Tests and Questions
possible.lv heartbleed test @ http://possible.lv/tools/hb/
results follow:
/Looking for TLS extensions on https://blog.avast.com
ext 65281 (renegotiation info, length=1)
ext 00011 (EC point formats, length=4)
ext 00035 (session ticket, length=0)
ext 00015 (heartbeat, length=1) ← Your server supports heartbeat. Bug is possible when linking against OpenSSL 1.0.1f or older. Let me check.
Actively checking if CVE-2014-0160 works: Your server appears to be patched against this bug.
Checking your certificate
Certificate is valid before 0day. ← Your stuff may be compromised.

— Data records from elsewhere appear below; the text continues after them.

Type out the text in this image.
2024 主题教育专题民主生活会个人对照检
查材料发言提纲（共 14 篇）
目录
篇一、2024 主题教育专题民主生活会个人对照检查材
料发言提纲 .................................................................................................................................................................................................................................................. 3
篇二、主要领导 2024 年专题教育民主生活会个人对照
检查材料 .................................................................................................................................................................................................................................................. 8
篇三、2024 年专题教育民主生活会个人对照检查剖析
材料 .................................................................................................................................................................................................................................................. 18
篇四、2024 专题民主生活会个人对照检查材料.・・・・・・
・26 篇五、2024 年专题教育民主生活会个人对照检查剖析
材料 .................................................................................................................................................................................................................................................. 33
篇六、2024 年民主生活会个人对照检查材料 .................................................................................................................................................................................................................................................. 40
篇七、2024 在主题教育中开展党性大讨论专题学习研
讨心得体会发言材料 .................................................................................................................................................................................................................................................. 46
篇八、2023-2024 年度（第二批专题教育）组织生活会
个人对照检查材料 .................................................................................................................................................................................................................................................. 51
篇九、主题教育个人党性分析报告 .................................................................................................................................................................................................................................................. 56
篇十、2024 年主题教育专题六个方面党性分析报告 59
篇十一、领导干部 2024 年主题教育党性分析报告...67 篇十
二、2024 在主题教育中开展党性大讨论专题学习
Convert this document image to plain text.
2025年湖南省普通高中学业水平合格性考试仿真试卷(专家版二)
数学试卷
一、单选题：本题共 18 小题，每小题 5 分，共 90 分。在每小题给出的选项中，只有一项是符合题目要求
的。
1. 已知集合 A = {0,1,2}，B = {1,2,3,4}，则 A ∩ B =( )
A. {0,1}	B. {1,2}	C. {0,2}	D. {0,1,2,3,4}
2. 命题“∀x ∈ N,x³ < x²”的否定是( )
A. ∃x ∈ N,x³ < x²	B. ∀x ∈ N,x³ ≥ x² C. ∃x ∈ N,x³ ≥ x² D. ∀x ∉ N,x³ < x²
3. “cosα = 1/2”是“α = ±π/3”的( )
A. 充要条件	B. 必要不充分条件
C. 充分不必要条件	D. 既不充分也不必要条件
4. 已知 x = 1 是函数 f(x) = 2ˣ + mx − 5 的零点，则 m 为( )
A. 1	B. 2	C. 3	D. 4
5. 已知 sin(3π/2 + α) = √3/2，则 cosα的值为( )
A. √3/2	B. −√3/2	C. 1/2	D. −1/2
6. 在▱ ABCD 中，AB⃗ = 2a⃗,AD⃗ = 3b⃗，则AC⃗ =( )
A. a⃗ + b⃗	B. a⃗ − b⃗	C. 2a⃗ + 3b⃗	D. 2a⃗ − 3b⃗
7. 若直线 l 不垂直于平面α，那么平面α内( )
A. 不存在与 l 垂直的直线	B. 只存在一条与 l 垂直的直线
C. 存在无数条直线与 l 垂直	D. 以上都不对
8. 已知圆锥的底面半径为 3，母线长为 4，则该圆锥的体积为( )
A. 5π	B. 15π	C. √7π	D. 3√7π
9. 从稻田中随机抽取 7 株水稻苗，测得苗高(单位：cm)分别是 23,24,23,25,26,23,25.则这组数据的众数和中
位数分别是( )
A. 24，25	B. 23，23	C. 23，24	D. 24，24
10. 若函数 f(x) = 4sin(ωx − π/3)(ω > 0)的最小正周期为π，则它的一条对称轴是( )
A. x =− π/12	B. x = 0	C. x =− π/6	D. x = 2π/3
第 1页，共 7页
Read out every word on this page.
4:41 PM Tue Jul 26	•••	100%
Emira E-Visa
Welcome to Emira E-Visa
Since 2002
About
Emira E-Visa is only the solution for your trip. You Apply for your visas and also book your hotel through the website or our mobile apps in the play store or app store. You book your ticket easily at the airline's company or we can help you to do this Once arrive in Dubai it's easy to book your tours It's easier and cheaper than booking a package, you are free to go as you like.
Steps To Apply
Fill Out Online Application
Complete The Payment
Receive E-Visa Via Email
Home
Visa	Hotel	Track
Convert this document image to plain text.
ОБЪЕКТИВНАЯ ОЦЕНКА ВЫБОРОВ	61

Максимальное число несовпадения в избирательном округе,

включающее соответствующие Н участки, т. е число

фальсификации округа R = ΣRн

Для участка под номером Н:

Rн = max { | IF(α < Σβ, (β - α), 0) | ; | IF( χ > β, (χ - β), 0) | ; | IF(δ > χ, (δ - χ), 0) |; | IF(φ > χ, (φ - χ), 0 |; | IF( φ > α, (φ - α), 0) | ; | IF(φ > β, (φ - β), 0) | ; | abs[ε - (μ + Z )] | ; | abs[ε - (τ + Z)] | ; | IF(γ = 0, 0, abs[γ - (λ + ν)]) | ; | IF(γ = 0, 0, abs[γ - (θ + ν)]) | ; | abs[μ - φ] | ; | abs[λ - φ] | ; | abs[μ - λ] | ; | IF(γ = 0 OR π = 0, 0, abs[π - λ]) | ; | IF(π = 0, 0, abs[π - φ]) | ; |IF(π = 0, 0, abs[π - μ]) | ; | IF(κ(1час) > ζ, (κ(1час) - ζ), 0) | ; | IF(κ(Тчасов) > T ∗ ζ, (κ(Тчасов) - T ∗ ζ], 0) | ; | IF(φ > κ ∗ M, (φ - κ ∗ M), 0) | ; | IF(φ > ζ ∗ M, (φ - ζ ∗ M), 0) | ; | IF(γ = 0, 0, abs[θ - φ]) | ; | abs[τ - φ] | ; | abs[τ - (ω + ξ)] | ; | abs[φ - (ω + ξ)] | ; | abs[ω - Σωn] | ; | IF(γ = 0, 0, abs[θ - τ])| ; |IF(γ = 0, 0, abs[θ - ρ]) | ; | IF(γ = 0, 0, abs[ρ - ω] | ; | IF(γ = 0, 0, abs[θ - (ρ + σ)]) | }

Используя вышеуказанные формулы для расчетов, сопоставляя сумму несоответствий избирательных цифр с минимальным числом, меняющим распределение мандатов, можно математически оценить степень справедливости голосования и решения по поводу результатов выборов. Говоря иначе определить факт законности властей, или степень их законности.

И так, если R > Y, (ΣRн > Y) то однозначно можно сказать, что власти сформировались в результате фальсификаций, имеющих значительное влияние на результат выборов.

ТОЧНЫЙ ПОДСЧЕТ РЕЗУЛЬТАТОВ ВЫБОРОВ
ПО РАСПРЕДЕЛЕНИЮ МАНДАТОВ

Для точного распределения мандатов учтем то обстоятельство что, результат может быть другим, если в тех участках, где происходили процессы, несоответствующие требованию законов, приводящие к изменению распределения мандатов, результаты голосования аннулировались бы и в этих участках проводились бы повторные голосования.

Consider changing the certificate and passwords.
//
Looking for TLS extensions on https://forum.avast.com
ext 65281 (renegotiation info, length=1)
TLS extension 15 (heartbeat) seems disabled, so your server is probably unaffected.
/end of results
LastPass Heartbleed checker @ https://lastpass.com/heartbleed
results follow:
/WARNING: forum.avast.com was confirmed as vulnerable either publicly via statement or on 4/8/2014 LINK
Site: forum.avast.com
Server software: ASW
Was vulnerable: Possibly (might use OpenSSL, but we can’t tell)
SSL Certificate: Possibly Unsafe (created 3 months ago at Jan 15 00:00:00 2014 GMT)
Assessment: It’s not clear if it was vulnerable so wait for the company to say something publicly, if you used the same password on any other sites, update it now.
//
WARNING: blog.avast.com was confirmed as vulnerable either publicly via statement or on 4/8/2014 LINK
Site: blog.avast.com
Server software: nginx
Was vulnerable: Probably (known use OpenSSL, but might be using a safe version)
SSL Certificate: Possibly Unsafe (created 3 months ago at Jan 15 00:00:00 2014 GMT)
Assessment: It’s not clear if it was vulnerable so wait for the company to say something publicly, if you used the same password on any other sites, update it now.
/end results
[b]These results appear to show Avast may have fixed SSL but certificates are still showing old issue dates.
I am client and and do not maintain SSL certificates but have question regarding the re-keying versus revoke and re-issue.
When re-keying a certificate does CA give the certificate new issue date and keep old expire date ??
Question being some are saying re-keying and not revoking certificate will take care of security issue but is that reflected in the
certificate dates ??[/b]
These two sites maybe considered low priority and do not merit cost versus risk of buying new certificates but the client may stop
trusting the old certificates. Right or Wrong ??